Note: It’s not necessarily a mutually-exclusive choice between the aforementioned pessimism and ‘reference group’ theory. Cherlin continues:
How is your life going? For most of us, the answer to that question means comparing our lives to the lives our parents were able to lead. As children and adolescents, we closely observed our parents. They were our first reference group.
And here is one solution to the death-rate conundrum: It’s likely that many non-college-educated whites are comparing themselves to a generation that had more opportunities than they have, whereas many blacks and Hispanics are comparing themselves to a generation that had fewer opportunities.
The assumption here seems to be of a zero-sum game.
When whites without college degrees look back, they can often remember fathers who were sustained by the booming industrial economy of postwar America. Since then, however, the industrial job market has slowed significantly. The hourly wages of male high school graduates declined by 14 percent from 1973 to 2012, according to analysis of data from the Economic Policy Institute. Although high school educated white women haven’t experienced the same major reversal of the job market, they may look at their husbands — or, if they are single, to the men they choose not to marry — and reason that life was better when they were growing up.
Conspicuously absent from this op-ed is the word ‘immigration’.
African-Americans, however, didn’t get a fair share of the blue-collar prosperity of the postwar period. They may look back to a time when discrimination deprived their parents of equal opportunities. Many Hispanics may look back to the lower standard of living their parents experienced in their countries of origin. Whites are likely to compare themselves to a reference group that leads them to feel worse off. Blacks and Hispanics compare themselves to reference groups that may make them feel better off.
Ah, there’s the rub. The ‘reference group’ and reference point (for Hispanics in America reflecting on their lot) is ‘the lower standard of living their parents experienced in their countries of origin.’
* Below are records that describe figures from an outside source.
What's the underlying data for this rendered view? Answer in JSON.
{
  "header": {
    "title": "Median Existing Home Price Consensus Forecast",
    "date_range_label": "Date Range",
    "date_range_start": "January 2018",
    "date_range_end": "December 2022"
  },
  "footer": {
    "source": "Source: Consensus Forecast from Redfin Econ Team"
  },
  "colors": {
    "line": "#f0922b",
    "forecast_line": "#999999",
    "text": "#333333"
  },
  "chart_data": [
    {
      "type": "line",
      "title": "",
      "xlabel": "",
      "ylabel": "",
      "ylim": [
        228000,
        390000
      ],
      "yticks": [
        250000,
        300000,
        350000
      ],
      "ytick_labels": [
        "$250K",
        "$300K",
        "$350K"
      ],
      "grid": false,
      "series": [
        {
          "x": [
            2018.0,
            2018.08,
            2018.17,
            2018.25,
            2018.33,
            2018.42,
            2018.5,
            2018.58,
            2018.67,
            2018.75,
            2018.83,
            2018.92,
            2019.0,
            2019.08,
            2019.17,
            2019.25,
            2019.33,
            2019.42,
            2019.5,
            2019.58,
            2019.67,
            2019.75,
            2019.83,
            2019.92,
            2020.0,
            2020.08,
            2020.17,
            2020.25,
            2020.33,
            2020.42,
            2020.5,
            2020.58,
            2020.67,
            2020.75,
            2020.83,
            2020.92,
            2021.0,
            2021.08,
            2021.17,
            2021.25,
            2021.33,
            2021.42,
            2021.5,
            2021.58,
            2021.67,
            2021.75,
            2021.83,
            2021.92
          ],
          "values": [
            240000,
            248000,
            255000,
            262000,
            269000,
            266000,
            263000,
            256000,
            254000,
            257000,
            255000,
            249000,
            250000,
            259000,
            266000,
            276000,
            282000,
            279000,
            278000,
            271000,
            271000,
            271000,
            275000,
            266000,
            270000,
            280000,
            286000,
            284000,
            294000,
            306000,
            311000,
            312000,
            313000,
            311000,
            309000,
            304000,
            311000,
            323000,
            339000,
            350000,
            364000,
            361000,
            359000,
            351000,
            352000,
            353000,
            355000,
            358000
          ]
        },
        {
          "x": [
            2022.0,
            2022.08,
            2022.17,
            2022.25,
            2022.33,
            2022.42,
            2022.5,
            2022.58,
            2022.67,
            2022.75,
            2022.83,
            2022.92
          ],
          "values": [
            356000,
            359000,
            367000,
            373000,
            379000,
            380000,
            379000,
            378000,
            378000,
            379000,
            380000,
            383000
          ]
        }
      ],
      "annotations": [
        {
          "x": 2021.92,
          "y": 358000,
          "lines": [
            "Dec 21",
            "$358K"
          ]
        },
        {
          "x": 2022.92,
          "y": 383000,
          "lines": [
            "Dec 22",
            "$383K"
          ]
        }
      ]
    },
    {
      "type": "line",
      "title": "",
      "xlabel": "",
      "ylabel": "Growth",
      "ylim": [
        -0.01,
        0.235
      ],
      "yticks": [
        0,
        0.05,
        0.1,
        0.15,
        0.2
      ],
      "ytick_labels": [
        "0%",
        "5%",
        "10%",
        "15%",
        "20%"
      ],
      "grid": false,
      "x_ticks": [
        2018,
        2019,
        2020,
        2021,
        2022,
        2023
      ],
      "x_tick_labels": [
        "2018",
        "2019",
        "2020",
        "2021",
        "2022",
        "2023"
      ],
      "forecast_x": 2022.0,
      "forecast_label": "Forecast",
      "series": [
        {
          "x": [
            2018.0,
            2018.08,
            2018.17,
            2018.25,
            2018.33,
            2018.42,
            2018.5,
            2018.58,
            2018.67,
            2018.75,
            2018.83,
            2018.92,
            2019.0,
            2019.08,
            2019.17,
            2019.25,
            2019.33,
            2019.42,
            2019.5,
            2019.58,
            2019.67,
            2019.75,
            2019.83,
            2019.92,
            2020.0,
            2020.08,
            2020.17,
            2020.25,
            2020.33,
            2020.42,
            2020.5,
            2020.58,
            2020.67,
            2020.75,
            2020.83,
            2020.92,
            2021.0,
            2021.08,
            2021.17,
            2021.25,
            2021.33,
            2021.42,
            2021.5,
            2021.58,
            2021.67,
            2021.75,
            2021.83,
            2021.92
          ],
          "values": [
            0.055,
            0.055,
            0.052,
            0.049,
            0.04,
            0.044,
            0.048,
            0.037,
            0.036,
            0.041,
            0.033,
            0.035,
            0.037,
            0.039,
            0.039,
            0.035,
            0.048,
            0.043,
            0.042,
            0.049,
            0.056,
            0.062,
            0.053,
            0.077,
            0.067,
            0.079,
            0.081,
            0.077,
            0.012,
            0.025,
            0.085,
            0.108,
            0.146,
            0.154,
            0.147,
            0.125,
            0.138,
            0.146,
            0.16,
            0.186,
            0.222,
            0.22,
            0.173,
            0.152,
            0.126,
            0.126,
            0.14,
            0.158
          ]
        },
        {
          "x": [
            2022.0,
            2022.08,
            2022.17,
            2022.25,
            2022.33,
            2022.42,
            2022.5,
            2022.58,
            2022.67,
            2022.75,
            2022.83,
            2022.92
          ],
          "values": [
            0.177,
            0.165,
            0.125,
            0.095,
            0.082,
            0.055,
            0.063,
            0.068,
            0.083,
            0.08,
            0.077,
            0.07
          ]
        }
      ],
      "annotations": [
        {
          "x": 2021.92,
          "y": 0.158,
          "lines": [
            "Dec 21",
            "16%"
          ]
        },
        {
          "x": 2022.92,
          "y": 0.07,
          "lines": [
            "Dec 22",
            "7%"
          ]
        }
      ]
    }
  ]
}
Translation: Their parents are illegals from Mexico, a failed third world state. For this demo, there’s nowhere to go but up!
Si! Se puede!
The sociologist Timothy Nelson and I observed this phenomenon in interviews with high-school-educated young adult men in 2012 and 2013. A 35-year-old white man who did construction jobs said, “It’s much harder for me as a grown man than it was for my father.” He remembered his father saying that back when he was 35, “‘I had a house and I had five kids or four kids.’ You know, ‘Look where I was at.’ And I’m like, ‘Well, Dad, things have changed.’”
The op-ed takes a decisive SJW turn, however, with the following imaginative stretch of empirical data:
But we size ourselves up based on more than just our parents. White workers historically have compared themselves against black workers, taking some comfort in seeing a group that was doing worse than them. Now, however, the decline of racial restrictions in the labor market and the spread of affirmative action have changed that. Non-college-graduate whites in the General Social Survey are more likely to agree that “conditions for black people have improved” than are comparable blacks themselves, 68 percent to 53 percent.
Reference group theory explains why people who have more may feel that they have less. What matters is to whom you are comparing yourself. It’s not that white workers are doing worse than African-Americans or Hispanics.
Keep trying, NYC op-ed types. There’s only so many ways until Sunday that you can avoid the obvious dynamic going on.
Your tropes have jumped the shark.
Sooner or later, white Americans will have figured this out.